By Dr Ananya Mandal, MD
The tonsils are small glandular structures located on either side of the back of the throat that provide a first line of defence against microbes. Most viruses and bacteria gain entry into the body via the nose and mouth. Healthy tonsils filter out these bacteria and also produce defensive immune cells against the invading microbes.
These defensive blood cells or macrophages present in the tonsils engulf the infective organisms and secrete digestive enzymes that destroy them. If the infection is serious, this can lead to pain and inflammatory changes such as redness, soreness and fever. Fever is actually a sign that the body's immune defences have been activated.
Tonsillitis or inflammation of the tonsils is usually caused by viral infection. The tonsils proper may be affected or the throat and surrounding areas including the back of the throat or the pharynx may be involved. It is rare for bacterial infections to cause tonsillitis. One of the most commonly feared bacterial causes of tonsillitis is infection with Group A streptococcal bacteria, which can result in strep throat.

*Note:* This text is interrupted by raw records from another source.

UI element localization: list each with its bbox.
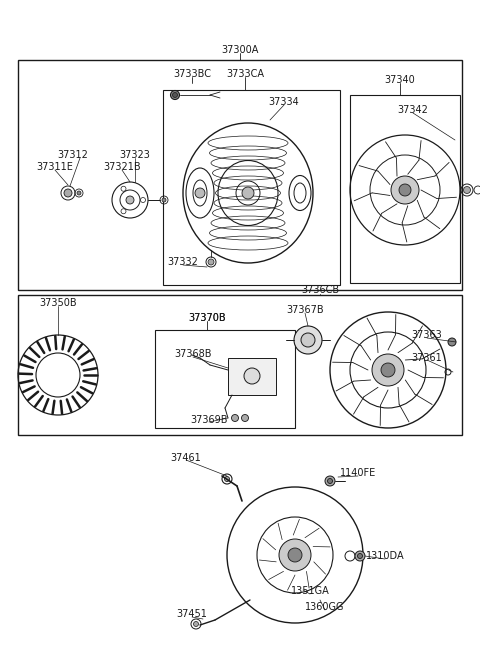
Bar (228, 358, 276, 395)
Circle shape (327, 478, 333, 484)
Circle shape (399, 184, 411, 196)
Text: 1140FE: 1140FE (340, 468, 376, 478)
Circle shape (172, 93, 178, 97)
Text: 37300A: 37300A (221, 45, 259, 55)
Circle shape (225, 476, 229, 482)
Text: 37350B: 37350B (39, 298, 77, 308)
Circle shape (195, 188, 205, 198)
Circle shape (294, 326, 322, 354)
Circle shape (464, 187, 470, 194)
Text: 37451: 37451 (177, 609, 207, 619)
Circle shape (231, 415, 239, 422)
Circle shape (279, 539, 311, 571)
Circle shape (208, 259, 214, 265)
Bar (18, 295, 462, 435)
Text: 37363: 37363 (412, 330, 443, 340)
Text: 37323: 37323 (120, 150, 150, 160)
Circle shape (77, 191, 81, 195)
Text: 3733BC: 3733BC (173, 69, 211, 79)
Text: 37340: 37340 (384, 75, 415, 85)
Circle shape (391, 176, 419, 204)
Text: 3733CA: 3733CA (226, 69, 264, 79)
Circle shape (162, 198, 166, 202)
Circle shape (170, 91, 180, 99)
Text: 1360GG: 1360GG (305, 602, 345, 612)
Text: 37370B: 37370B (188, 313, 226, 323)
Circle shape (126, 196, 134, 204)
Circle shape (64, 189, 72, 197)
Text: 3736CB: 3736CB (301, 285, 339, 295)
Text: 37368B: 37368B (174, 349, 212, 359)
Text: 37370B: 37370B (188, 313, 226, 323)
Circle shape (381, 363, 395, 377)
Bar (163, 90, 340, 285)
Text: 37361: 37361 (412, 353, 443, 363)
Circle shape (325, 476, 335, 486)
Bar (350, 95, 460, 283)
Text: 1351GA: 1351GA (290, 586, 329, 596)
Circle shape (193, 622, 199, 627)
Circle shape (358, 553, 362, 558)
Bar (155, 330, 295, 428)
Circle shape (301, 333, 315, 347)
Text: 37321B: 37321B (103, 162, 141, 172)
Circle shape (242, 187, 254, 199)
Text: 37369B: 37369B (190, 415, 228, 425)
Text: 37342: 37342 (397, 105, 429, 115)
Circle shape (448, 338, 456, 346)
Text: 37461: 37461 (170, 453, 202, 463)
Circle shape (372, 354, 404, 386)
Circle shape (288, 548, 302, 562)
Text: 37367B: 37367B (286, 305, 324, 315)
Text: 1310DA: 1310DA (366, 551, 404, 561)
Circle shape (241, 415, 249, 422)
Text: 37311E: 37311E (36, 162, 73, 172)
Bar (18, 60, 462, 290)
Circle shape (355, 551, 365, 561)
Text: 37332: 37332 (168, 257, 198, 267)
Circle shape (244, 368, 260, 384)
Text: 37312: 37312 (58, 150, 88, 160)
Text: 37334: 37334 (269, 97, 300, 107)
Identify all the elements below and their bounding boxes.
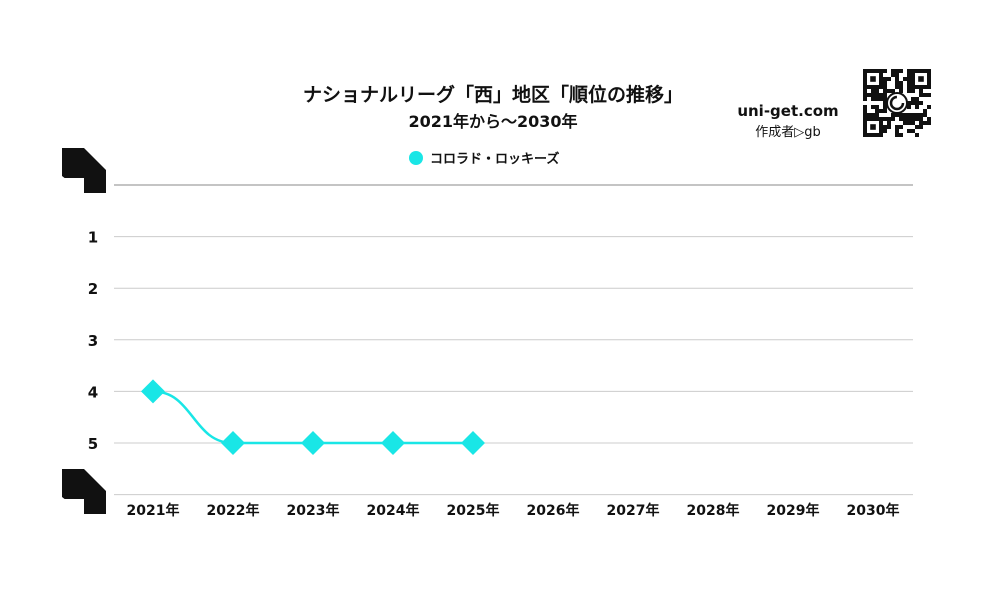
x-tick-label: 2021年 bbox=[127, 502, 180, 519]
site-author: 作成者▷gb bbox=[755, 125, 821, 140]
data-point bbox=[461, 431, 485, 455]
data-point bbox=[381, 431, 405, 455]
chart-title: ナショナルリーグ「西」地区「順位の推移」 bbox=[303, 83, 683, 106]
axis-break-top-icon bbox=[62, 148, 106, 193]
x-tick-label: 2030年 bbox=[847, 502, 900, 519]
x-tick-label: 2025年 bbox=[447, 502, 500, 519]
series-line bbox=[141, 379, 485, 455]
chart-subtitle: 2021年から～2030年 bbox=[408, 112, 577, 131]
x-tick-label: 2024年 bbox=[367, 502, 420, 519]
y-tick-label: 1 bbox=[88, 229, 98, 247]
legend: コロラド・ロッキーズ bbox=[409, 151, 559, 167]
x-tick-label: 2027年 bbox=[607, 502, 660, 519]
legend-marker bbox=[409, 151, 423, 165]
data-point bbox=[301, 431, 325, 455]
x-tick-label: 2023年 bbox=[287, 502, 340, 519]
y-axis: 1 2 3 4 5 bbox=[88, 229, 98, 453]
y-tick-label: 3 bbox=[88, 332, 98, 350]
x-axis: 2021年 2022年 2023年 2024年 2025年 2026年 2027年 2028年… bbox=[127, 502, 900, 519]
x-tick-label: 2028年 bbox=[687, 502, 740, 519]
x-tick-label: 2022年 bbox=[207, 502, 260, 519]
legend-label: コロラド・ロッキーズ bbox=[430, 151, 559, 167]
axis-break-bottom-icon bbox=[62, 469, 106, 514]
y-tick-label: 2 bbox=[88, 280, 98, 298]
qr-code-icon bbox=[863, 69, 931, 137]
x-tick-label: 2029年 bbox=[767, 502, 820, 519]
y-tick-label: 5 bbox=[88, 435, 98, 453]
data-point bbox=[141, 379, 165, 404]
y-tick-label: 4 bbox=[88, 383, 98, 401]
data-point bbox=[221, 431, 245, 455]
site-name: uni-get.com bbox=[737, 102, 838, 120]
x-tick-label: 2026年 bbox=[527, 502, 580, 519]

Of the viruses, the most common cause of tonsillitis is adenovirus or the common cold virus. Another common viral infection is influenza. Other viruses that cause tonsillitis include rhinovirus (also causes the common cold), parainfluenza virus, enteroviruses (cause hand, foot and mouth disease), adenoviruses (cause diarrhoea), the measles virus and Epstein-Barr virus (causes glandular fever).
Tonsillitis may also be caused by an over-reactive and aberrant response of the immune system to the normal bacterial environment in the mouth and the throat. This is the reason why some people are more prone to tonsillitis than others.